拋錨?
「我的車子從來沒有拋錨過。」
他淡淡的道,「你的從來被打破了。」
「那打電話叫人來拖車。」
墨時謙無聲的看著她。
池歡低下腦袋,他們的手機都被她扔下山了。
因為是晚上,山上的溫度本來就低,再加上突然變天降溫,池歡冷得直縮身子,可憐巴巴的看著側臉線條冷清的男人,「那怎麼辦?」
這地方偏,再加上天氣,連路過的車子都少。
墨時謙看她縮成一團,一言不發的把身上的外衣脫下來給她包上——她最近不知道禍害了他多少件衣服了。
池歡接受他身為一個男人的紳士風度,把衣服穿上,一抬頭就看見他解開了安全帶,推開車門要下車。
她怔怔的問道,「你幹什麼?」
「雨很大,在車上待著。

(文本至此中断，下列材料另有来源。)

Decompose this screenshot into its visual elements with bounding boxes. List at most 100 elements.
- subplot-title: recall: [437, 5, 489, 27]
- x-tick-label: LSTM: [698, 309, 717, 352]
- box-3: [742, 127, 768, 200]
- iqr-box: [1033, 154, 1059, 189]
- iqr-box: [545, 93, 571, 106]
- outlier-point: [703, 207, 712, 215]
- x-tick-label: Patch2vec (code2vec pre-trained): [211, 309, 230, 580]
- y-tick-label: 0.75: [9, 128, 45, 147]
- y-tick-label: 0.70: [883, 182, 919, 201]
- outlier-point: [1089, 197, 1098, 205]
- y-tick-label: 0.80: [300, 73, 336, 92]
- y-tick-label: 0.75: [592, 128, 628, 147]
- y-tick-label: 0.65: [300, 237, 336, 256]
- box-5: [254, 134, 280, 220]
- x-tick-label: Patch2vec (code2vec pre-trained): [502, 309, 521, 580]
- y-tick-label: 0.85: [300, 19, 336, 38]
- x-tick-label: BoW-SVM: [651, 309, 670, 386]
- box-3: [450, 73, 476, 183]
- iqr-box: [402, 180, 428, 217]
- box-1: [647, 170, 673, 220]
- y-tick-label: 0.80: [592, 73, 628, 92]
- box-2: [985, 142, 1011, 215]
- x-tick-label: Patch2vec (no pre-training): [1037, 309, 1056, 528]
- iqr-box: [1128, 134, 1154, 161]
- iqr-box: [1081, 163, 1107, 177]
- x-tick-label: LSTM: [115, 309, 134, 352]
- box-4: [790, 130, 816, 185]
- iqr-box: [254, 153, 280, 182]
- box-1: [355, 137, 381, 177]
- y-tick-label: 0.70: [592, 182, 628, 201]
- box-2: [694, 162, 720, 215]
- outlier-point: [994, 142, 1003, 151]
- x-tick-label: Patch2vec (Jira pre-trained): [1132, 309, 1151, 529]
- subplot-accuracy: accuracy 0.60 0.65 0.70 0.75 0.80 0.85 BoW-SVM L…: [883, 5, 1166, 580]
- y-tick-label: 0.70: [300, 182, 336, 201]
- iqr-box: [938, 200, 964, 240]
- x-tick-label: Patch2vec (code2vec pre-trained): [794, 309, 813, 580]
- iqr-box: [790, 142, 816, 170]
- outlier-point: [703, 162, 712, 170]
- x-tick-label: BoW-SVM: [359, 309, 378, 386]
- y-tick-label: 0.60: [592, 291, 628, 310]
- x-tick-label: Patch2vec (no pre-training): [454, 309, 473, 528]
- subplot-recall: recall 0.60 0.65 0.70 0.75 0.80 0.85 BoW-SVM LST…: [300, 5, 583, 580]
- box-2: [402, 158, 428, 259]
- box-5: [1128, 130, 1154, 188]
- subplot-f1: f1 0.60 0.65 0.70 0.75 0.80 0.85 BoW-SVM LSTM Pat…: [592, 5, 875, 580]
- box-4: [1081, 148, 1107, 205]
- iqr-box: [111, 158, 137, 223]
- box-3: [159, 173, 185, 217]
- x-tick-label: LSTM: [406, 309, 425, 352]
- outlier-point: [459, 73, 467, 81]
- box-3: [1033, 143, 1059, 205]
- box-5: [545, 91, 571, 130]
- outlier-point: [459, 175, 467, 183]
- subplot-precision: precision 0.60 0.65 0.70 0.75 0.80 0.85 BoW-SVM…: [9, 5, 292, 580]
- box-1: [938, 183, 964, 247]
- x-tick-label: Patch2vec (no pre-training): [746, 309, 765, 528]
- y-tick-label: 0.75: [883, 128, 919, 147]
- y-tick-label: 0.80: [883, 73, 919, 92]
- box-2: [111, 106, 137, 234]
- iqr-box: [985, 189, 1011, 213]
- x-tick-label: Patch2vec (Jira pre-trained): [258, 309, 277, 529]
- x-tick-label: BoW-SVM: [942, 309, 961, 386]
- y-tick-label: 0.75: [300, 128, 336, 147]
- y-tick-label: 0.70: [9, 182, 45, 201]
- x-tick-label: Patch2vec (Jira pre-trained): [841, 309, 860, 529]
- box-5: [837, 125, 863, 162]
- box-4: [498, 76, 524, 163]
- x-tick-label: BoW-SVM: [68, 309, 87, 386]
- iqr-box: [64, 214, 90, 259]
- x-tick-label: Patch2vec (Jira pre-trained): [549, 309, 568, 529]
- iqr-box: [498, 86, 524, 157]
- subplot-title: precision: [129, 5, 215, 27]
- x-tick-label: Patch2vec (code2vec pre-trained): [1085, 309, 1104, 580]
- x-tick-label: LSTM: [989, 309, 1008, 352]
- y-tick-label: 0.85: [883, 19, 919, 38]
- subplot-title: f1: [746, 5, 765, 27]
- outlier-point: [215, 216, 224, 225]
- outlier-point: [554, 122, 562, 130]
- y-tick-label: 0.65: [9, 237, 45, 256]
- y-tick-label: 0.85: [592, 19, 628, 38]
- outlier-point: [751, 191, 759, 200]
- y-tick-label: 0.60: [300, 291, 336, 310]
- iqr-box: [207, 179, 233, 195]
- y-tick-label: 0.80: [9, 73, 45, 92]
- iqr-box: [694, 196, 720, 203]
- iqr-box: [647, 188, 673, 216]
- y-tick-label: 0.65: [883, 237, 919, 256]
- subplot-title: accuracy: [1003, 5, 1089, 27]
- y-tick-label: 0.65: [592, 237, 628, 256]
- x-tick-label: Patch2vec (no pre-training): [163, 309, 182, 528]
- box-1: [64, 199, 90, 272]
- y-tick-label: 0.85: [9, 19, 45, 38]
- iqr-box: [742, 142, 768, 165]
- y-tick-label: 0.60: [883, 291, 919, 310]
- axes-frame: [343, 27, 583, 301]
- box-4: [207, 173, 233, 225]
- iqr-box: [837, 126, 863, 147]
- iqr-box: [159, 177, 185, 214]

」
外面雨大的離譜,就跟有人站在雲上往下倒水似的,雨刷還在運轉,朦朧中能看到男人高大的身形,掀開了前面的引擎蓋。
她挽起男人的大衣過長的袖子,爬到後座把傘給找了出來,撐傘下車。
冰涼的雨水被大風飄到身上,凍得她直哆嗦。
池歡外形幾乎完美,就是在個頭上吃虧,尤其是站在墨時謙這種一米八七的大高個子面前,就算他彎著腰她給他撐傘都顯得有點困難。
墨時謙見她下了車,濃眉立即皺起,一把搶過她手裡的傘罩在她的頭頂,「你下來幹什麼?」
她抹了把臉上的雨水,無辜的看著他,「給你撐傘嘛。」
男人瞥了眼她花裡胡哨連給一個人擋雨都困難的小花傘,「回車上去。」
「我車上有手電筒,可以替你照明,早點修好早點回去。」
她一邊說著一邊把塞在風衣口袋裡的小手電拿了出來,開啟,照在男人的臉上。
雨很大,雨聲也很大,看不清彼此的面容,聲音也有些模糊。
墨時謙隔著淅淅瀝瀝的雨簾,看著傘下彷彿連站著都很吃力的女人,只覺得她纖細嬌小得隨時會被風吹走。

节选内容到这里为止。